Too much of a perfectionist….
3 Am and I’m still sat here….
…tweaking Coping Ugly while my eye swells up thanks to some unknown allergic reaction. I’ve begrudgingly accepted that I won’t be able to submit the perfect draft of Coping Ugly. It won’t be stageable. There’s at least another 10 drafts, a character death and a possible style change to come before it’s perfect.
I spoke to Stapes briefly today and he asked if I’d started pulling my hair out yet or would I just throw caution to the wind and submit the play early. As I’m sure those who know me can predict, I answered with a resounding no to the latter. Stapes knew full well that I’d already been pulling my hair out.

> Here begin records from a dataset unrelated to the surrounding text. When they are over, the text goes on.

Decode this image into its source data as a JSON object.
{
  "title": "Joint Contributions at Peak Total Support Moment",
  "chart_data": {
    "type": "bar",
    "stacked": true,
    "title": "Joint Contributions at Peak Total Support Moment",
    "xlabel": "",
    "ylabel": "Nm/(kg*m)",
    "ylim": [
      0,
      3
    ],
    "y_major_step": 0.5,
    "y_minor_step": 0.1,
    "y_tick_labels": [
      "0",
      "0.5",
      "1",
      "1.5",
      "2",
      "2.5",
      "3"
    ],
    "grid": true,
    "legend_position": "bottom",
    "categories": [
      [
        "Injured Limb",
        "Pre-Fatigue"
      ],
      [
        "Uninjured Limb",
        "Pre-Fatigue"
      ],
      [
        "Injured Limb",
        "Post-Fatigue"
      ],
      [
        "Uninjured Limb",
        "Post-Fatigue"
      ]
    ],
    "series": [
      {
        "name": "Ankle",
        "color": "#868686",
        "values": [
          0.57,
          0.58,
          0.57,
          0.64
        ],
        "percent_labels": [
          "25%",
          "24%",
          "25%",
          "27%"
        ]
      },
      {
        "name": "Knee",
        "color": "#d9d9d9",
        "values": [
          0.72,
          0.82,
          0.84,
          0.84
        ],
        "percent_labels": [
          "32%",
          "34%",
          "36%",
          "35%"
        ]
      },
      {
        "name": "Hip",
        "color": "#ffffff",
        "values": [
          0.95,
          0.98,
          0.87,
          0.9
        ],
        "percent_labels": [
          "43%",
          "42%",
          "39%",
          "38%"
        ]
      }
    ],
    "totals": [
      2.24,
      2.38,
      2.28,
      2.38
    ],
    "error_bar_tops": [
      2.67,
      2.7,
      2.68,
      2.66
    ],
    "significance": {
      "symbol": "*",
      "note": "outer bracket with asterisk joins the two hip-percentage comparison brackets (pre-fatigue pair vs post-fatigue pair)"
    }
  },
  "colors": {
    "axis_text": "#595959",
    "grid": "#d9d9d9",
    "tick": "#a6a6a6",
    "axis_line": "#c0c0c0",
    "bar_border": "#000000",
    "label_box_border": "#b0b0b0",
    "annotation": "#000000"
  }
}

In fact, Rhianne had to deal with my sudden loss of faith at 5 AM a couple of weeks back. It seems I’m very predictable in my writing habits.

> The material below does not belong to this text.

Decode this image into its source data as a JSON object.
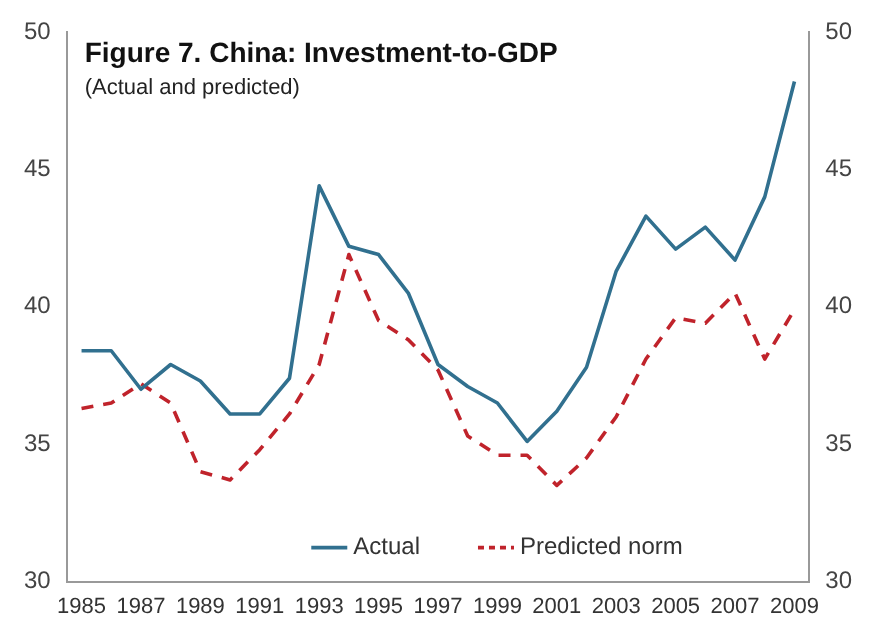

But am I at risk of becoming one of those writers who lets the drive for perfectionism get in the way of ever moving forward? I didn’t think so. Until I talked to Stapes that is. I’ve had agents on my mind all year and today, Stapes questioned why I was holding off sending work out. Our conversation went something like this:
M: I don’t have anything good enough.
S: You’ve got your major project.
M: But it needs redrafting. It’s no where near ready.
S: Send it Monday.
M: But it’s not ready. It needs to be redrafted. For Writersroom and Papatango.
S: Then you won’t send it.
Because I’m a perfectionist.
It’s not like I didn’t already know this. I just hadn’t realised that it was stopping me from sending out work that multiple people had already told me has promise. I did it with my novel. The novel I’ve only just started rereading having given up on editing it a year ago. I loved the characters but by the time I finished writing and got up the courage to start editing, I couldn’t see the merit in the hours I’d put into it. All I could see were problems. Not potential.
That’s all I’ve seen in Coping Ugly since I started writing. Every time I hand off a draft for feedback, I already know the problems. I know the problems as I’m writing it. Yet even armed with that knowledge, I still don’t have a perfect draft. Or a draft that I feel proud of. Doesn’t sound right, does it?
With essentially one day to the deadline, I’m still considering throwing out my entire last act and rewriting somehow. I’m aware of problems but I feel helpless to fix them and it’s terrifying. Because no matter how much I claim that I chose to do this course for the experience and the mentorship, not the for the piece of paper, some part of me clearly still wants to achieve a degree that fits with the image that has been formed around me in the last year.